Ok, sorry I didn't mean to imply that my husband had cheated... that is something he would never do even if I couldn't ever have sex again due to medical reasons or something off the wall. He would never ever stray, ever. He was with another woman during our time together and it was consentual with all parties. It was INCREDIBLY stimulating and I very much enjoyed watching him with her. We all really enjoyed our times together. That's what I want in return. I want him to enjoy me with someone else.

GASoccerman... what makes you want a threesome with another man rather than another woman?? Some men have that in them and others do not. I have it in me that I thoroughly enjoyed him being with another woman, but he's lacking the same with me being with another man.

I guess what really has me agitated is that he's a selfish man. He has a lot of hobbies and I am always second best to them... ALWAYS. I know I'm not his number one. Hunting and softball come first all the time every time.

Oh yeah, another major key point here is that his libido is LOW. He is by far not your average man. He doesn't care if he gets sex or not. He is not the type to want it every night. When he's busy doing his hobbies, he won't even think about sex. If you read my first post on this whole forum, I might mention that sex is always on his terms... when he wants it. Never ever when I want it. I approach him and he denies me. Twelve years of this and I shut down. I will no longer approach him for sex, no matter how badly I want it b/c I'd rather deal with the frustration of wanting/needing it than the pain of rejection.

So this is how I see it... he has his hobbies and thinks nothing of me.
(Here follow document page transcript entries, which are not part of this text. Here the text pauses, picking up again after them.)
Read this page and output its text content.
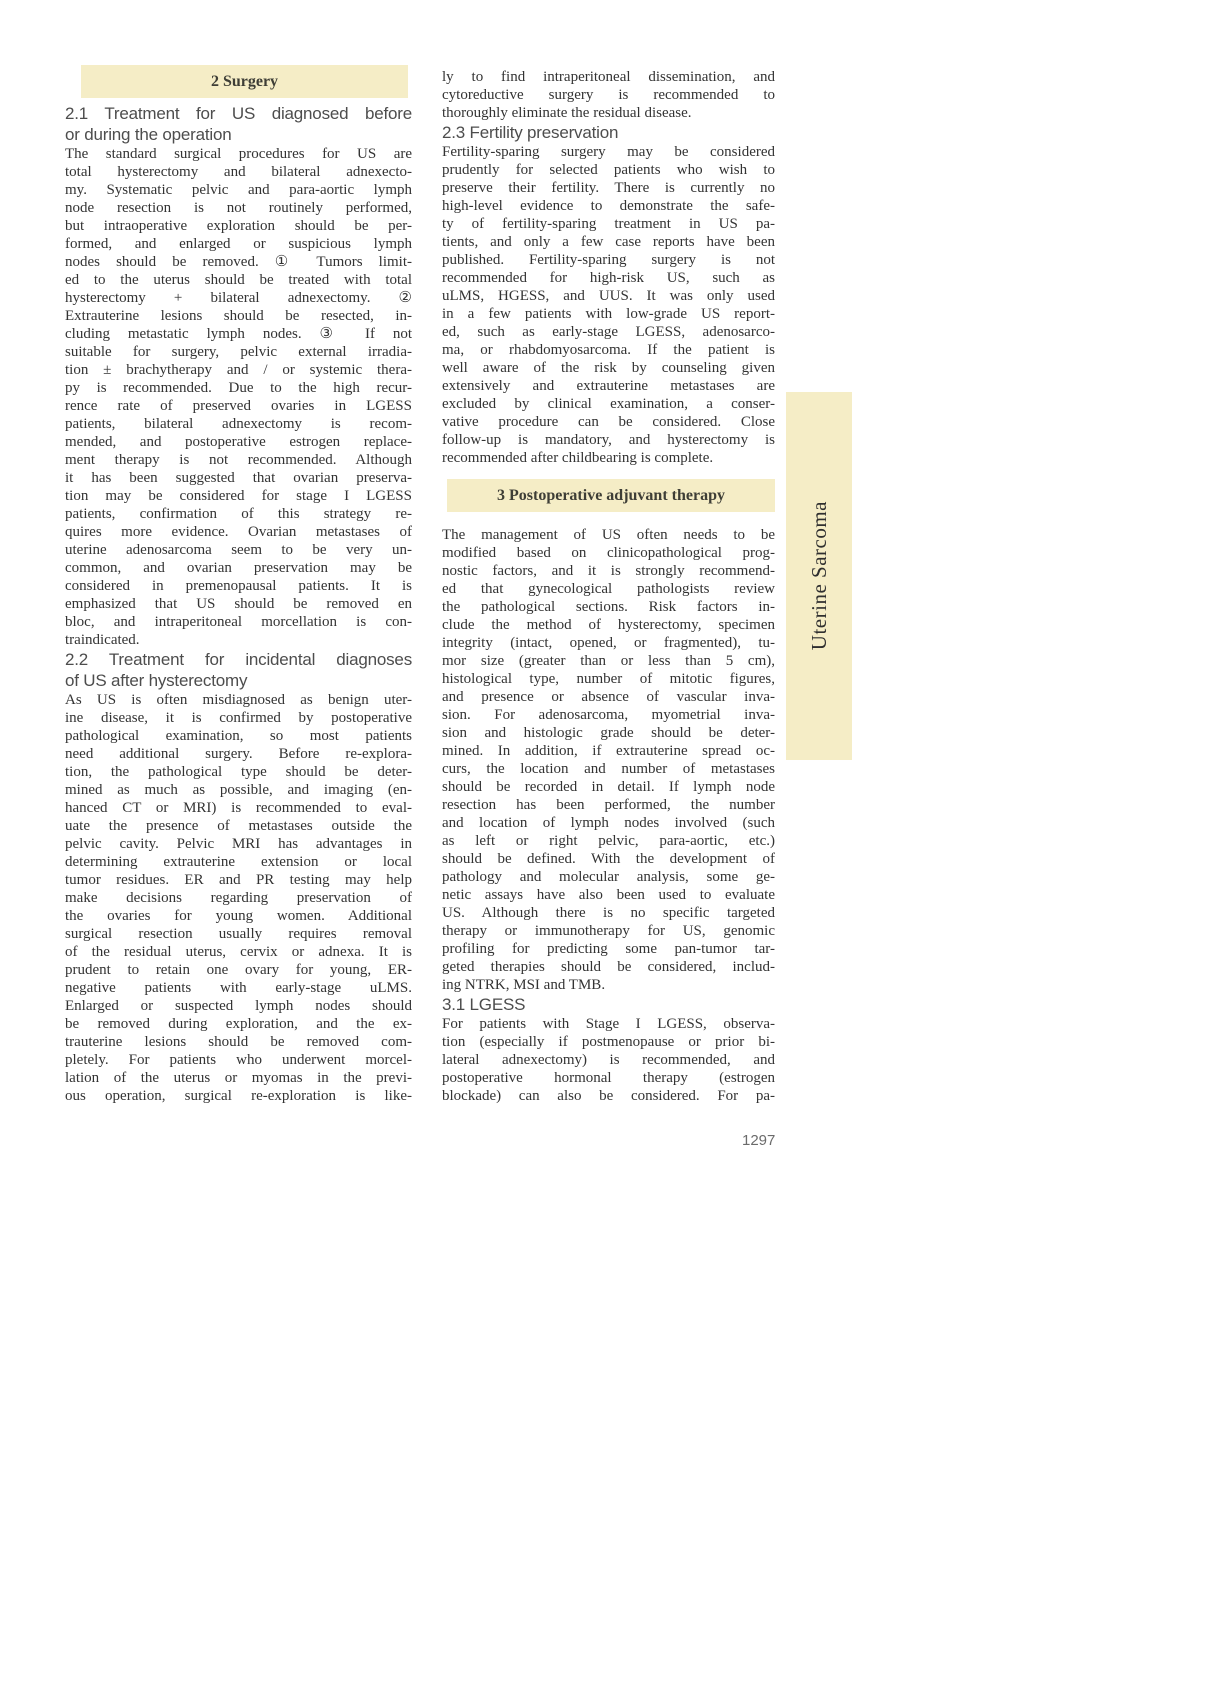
2 Surgery
2.1 Treatment for US diagnosed before
or during the operation
The standard surgical procedures for US are
total hysterectomy and bilateral adnexecto-
my. Systematic pelvic and para-aortic lymph
node resection is not routinely performed,
but intraoperative exploration should be per-
formed, and enlarged or suspicious lymph
nodes should be removed. ① Tumors limit-
ed to the uterus should be treated with total
hysterectomy + bilateral adnexectomy. ②
Extrauterine lesions should be resected, in-
cluding metastatic lymph nodes. ③ If not
suitable for surgery, pelvic external irradia-
tion ± brachytherapy and / or systemic thera-
py is recommended. Due to the high recur-
rence rate of preserved ovaries in LGESS
patients, bilateral adnexectomy is recom-
mended, and postoperative estrogen replace-
ment therapy is not recommended. Although
it has been suggested that ovarian preserva-
tion may be considered for stage I LGESS
patients, confirmation of this strategy re-
quires more evidence. Ovarian metastases of
uterine adenosarcoma seem to be very un-
common, and ovarian preservation may be
considered in premenopausal patients. It is
emphasized that US should be removed en
bloc, and intraperitoneal morcellation is con-
traindicated.
2.2 Treatment for incidental diagnoses
of US after hysterectomy
As US is often misdiagnosed as benign uter-
ine disease, it is confirmed by postoperative
pathological examination, so most patients
need additional surgery. Before re-explora-
tion, the pathological type should be deter-
mined as much as possible, and imaging (en-
hanced CT or MRI) is recommended to eval-
uate the presence of metastases outside the
pelvic cavity. Pelvic MRI has advantages in
determining extrauterine extension or local
tumor residues. ER and PR testing may help
make decisions regarding preservation of
the ovaries for young women. Additional
surgical resection usually requires removal
of the residual uterus, cervix or adnexa. It is
prudent to retain one ovary for young, ER-
negative patients with early-stage uLMS.
Enlarged or suspected lymph nodes should
be removed during exploration, and the ex-
trauterine lesions should be removed com-
pletely. For patients who underwent morcel-
lation of the uterus or myomas in the previ-
ous operation, surgical re-exploration is like-
ly to find intraperitoneal dissemination, and
cytoreductive surgery is recommended to
thoroughly eliminate the residual disease.
2.3 Fertility preservation
Fertility-sparing surgery may be considered
prudently for selected patients who wish to
preserve their fertility. There is currently no
high-level evidence to demonstrate the safe-
ty of fertility-sparing treatment in US pa-
tients, and only a few case reports have been
published. Fertility-sparing surgery is not
recommended for high-risk US, such as
uLMS, HGESS, and UUS. It was only used
in a few patients with low-grade US report-
ed, such as early-stage LGESS, adenosarco-
ma, or rhabdomyosarcoma. If the patient is
well aware of the risk by counseling given
extensively and extrauterine metastases are
excluded by clinical examination, a conser-
vative procedure can be considered. Close
follow-up is mandatory, and hysterectomy is
recommended after childbearing is complete.
3 Postoperative adjuvant therapy
The management of US often needs to be
modified based on clinicopathological prog-
nostic factors, and it is strongly recommend-
ed that gynecological pathologists review
the pathological sections. Risk factors in-
clude the method of hysterectomy, specimen
integrity (intact, opened, or fragmented), tu-
mor size (greater than or less than 5 cm),
histological type, number of mitotic figures,
and presence or absence of vascular inva-
sion. For adenosarcoma, myometrial inva-
sion and histologic grade should be deter-
mined. In addition, if extrauterine spread oc-
curs, the location and number of metastases
should be recorded in detail. If lymph node
resection has been performed, the number
and location of lymph nodes involved (such
as left or right pelvic, para-aortic, etc.)
should be defined. With the development of
pathology and molecular analysis, some ge-
netic assays have also been used to evaluate
US. Although there is no specific targeted
therapy or immunotherapy for US, genomic
profiling for predicting some pan-tumor tar-
geted therapies should be considered, includ-
ing NTRK, MSI and TMB.
3.1 LGESS
For patients with Stage I LGESS, observa-
tion (especially if postmenopause or prior bi-
lateral adnexectomy) is recommended, and
postoperative hormonal therapy (estrogen
blockade) can also be considered. For pa-
Uterine Sarcoma
1297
He never asks me for permission to do the things he likes to do. He never asks permission to go play ball or spend countless hours shopping for softball bats. He never asks permission to walk out the door to go hunting or do all things involved with hunting. He never asks permission from me to neglect me sexually. Why would it be so wrong for me to have a man on the side to take care of my sexual needs that my husband doesn't seem to give an inkling of a thought about?

GA... sure I'm in lust. But I've wanted this situation for 15 years now. I suppress it as much as possible, but it still comes up every now and then. And every time I try not to think about it and just shove it back under the rug. It's still there. It still hurts to walk on it. I just feel like I'm missing out on my youth.

Thanks you guys for your open mindedness... I appreciate it.